I can't think of _anything_ good that would come of incorrectly connecting the leads.


----------



## Wirenuting (Sep 12, 2010)

Jlarson said:


> I can't think of anything good that would come of incorrectly connecting the leads.


You can use the motor to make Jiffy Pop at lunch time.


----------



## Jlarson (Jun 28, 2009)

Wirenuting said:


> You can use the motor to make Jiffy Pop at lunch time.

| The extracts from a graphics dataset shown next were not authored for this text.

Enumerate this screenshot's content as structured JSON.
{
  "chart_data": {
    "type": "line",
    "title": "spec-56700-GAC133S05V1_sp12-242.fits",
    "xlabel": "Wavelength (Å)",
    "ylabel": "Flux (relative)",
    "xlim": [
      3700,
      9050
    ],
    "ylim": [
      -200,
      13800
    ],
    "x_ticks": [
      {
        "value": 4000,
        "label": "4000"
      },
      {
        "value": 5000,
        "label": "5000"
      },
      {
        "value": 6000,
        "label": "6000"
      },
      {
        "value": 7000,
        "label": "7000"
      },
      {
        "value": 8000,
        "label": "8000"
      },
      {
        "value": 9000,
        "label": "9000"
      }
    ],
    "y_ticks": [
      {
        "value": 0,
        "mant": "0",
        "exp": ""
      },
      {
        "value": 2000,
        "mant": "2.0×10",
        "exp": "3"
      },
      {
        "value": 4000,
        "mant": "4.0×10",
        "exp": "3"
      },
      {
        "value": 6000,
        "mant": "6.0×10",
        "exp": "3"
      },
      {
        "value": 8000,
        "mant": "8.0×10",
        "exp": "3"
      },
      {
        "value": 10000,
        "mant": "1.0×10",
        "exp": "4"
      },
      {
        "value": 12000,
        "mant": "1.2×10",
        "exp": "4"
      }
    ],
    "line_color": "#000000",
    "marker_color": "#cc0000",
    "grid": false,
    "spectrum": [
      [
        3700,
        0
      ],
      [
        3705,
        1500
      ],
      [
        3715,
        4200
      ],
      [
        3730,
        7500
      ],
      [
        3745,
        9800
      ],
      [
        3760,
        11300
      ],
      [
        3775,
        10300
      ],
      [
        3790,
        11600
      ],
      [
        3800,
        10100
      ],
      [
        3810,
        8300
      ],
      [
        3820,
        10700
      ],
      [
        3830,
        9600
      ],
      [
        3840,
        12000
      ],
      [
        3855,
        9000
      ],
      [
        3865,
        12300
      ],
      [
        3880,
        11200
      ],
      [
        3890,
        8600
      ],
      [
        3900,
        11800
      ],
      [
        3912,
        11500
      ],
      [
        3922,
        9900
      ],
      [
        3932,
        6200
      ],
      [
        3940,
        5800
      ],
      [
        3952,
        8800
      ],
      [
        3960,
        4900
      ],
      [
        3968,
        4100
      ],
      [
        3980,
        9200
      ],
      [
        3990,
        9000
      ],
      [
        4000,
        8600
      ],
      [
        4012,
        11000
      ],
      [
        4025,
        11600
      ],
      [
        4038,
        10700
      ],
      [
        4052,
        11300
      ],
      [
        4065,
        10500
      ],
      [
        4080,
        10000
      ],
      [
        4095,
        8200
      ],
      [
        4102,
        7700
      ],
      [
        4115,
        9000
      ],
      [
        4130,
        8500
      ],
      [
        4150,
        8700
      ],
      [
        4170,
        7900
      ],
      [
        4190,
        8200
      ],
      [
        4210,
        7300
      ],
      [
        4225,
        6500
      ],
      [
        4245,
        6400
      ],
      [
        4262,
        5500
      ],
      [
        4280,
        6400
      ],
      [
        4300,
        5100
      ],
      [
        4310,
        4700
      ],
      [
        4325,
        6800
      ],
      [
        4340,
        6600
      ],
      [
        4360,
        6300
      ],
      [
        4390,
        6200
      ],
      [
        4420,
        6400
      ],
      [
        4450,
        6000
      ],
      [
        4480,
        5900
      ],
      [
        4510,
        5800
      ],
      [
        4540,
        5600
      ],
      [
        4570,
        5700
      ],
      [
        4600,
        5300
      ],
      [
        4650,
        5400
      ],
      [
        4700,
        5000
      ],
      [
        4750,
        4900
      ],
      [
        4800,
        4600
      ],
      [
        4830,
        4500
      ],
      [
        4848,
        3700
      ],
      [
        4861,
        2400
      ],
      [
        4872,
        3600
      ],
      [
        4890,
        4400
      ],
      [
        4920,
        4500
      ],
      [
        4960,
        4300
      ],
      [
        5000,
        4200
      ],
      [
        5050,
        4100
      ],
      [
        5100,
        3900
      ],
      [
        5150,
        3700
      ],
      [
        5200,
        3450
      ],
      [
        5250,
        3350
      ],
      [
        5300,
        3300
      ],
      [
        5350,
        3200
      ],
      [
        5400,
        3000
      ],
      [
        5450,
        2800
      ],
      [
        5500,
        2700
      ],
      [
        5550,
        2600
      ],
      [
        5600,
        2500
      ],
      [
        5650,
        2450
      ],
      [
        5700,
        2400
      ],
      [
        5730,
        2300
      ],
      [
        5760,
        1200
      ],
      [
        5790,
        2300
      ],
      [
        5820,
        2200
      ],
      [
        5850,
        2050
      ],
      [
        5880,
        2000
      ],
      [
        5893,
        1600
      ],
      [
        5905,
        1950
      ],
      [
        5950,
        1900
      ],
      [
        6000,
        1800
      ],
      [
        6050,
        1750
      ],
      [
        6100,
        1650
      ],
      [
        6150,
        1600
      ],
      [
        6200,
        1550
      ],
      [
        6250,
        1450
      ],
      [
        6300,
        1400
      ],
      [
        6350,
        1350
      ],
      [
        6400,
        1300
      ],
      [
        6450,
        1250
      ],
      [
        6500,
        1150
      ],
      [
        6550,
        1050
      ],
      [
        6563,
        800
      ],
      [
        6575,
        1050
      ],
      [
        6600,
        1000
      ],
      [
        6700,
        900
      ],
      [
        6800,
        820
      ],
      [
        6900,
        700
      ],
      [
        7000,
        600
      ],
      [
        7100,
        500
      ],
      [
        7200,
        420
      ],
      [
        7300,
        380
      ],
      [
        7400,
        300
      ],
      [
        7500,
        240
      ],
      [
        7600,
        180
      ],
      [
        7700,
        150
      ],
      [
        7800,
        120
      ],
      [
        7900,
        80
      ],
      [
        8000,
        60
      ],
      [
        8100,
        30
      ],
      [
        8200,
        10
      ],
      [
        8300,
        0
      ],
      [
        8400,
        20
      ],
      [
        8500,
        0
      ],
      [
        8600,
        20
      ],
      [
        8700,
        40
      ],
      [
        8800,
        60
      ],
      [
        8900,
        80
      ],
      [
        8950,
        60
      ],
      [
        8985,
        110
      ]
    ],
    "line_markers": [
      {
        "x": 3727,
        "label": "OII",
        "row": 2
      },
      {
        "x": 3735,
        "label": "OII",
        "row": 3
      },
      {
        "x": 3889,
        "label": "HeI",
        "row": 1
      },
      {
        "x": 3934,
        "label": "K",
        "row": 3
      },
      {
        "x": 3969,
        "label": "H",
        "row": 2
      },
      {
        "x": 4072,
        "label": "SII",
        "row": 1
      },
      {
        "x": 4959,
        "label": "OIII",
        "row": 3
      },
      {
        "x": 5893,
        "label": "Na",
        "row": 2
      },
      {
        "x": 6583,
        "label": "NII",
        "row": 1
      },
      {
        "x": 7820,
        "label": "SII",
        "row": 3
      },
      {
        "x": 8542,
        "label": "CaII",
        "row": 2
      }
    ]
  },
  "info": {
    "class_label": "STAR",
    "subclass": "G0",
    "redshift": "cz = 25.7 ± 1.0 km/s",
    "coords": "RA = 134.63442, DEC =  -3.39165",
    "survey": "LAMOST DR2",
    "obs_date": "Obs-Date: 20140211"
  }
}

 :laughing:, an angle I didn't consider.


----------



## BBQ (Nov 16, 2010)

Using this as a guide you could draw out wrong connections.


----------



## CJE (Oct 10, 2010)

I used to work for a company that did a lot of livestock feeding equipment. We had a customer who wanted to pull his own motor and take it to be repaired. When he got it back, he called and said they had messed it up, it ran backwards. I told him to change any two leads. He said he understood what I was saying. Never occurred to me at the time to specify the leads coming to the motor from the contactor. He called the next day, saying that that made it worse- didn't matter which two he changed, and he had tried it every way he could, it wouldn't run at all now, only make a loud buzzing noise, or try to turn really slowly. When I got there, I put everything back the way it should have been, and it ran fine. No way to know how much he might have shortened the life of the motor though.


----------



## micromind (Aug 11, 2007)

I've actually seen this a few times. 

The most memorable was a rock crusher that had two 300HP motors turning the same shaft. Both were 6 lead. Each one had its own across-the-lines starter, they were arranged sequentially. One motor would start, then about 10 seconds later the other (now turning) motor would be blasted across the lines. 

The correct connection is L1 = T1&T6; L2 = T2&T4; and L3 = T3&T5. 

The plant guys had to remove one of the motors, and when they re-installed it, they connected it wrong. L1 = T1&T6, L2 = T2&T5, and L3 = T3&T4. Connected this way, one of the 3 windings was shorted, the other two were in parallel; they should be 120º apart.

I was called in because the second motor (the one they wired wrong) would trip its O/Ls. 

I didn't ask to see it in action, at first I thought the motor was bad. But when I went to disconnect it, it just didn't look quite right. It took me a while to finally get it.

I connected it correctly, and it ran fine. As far as I know, it's still ok.

Rob


----------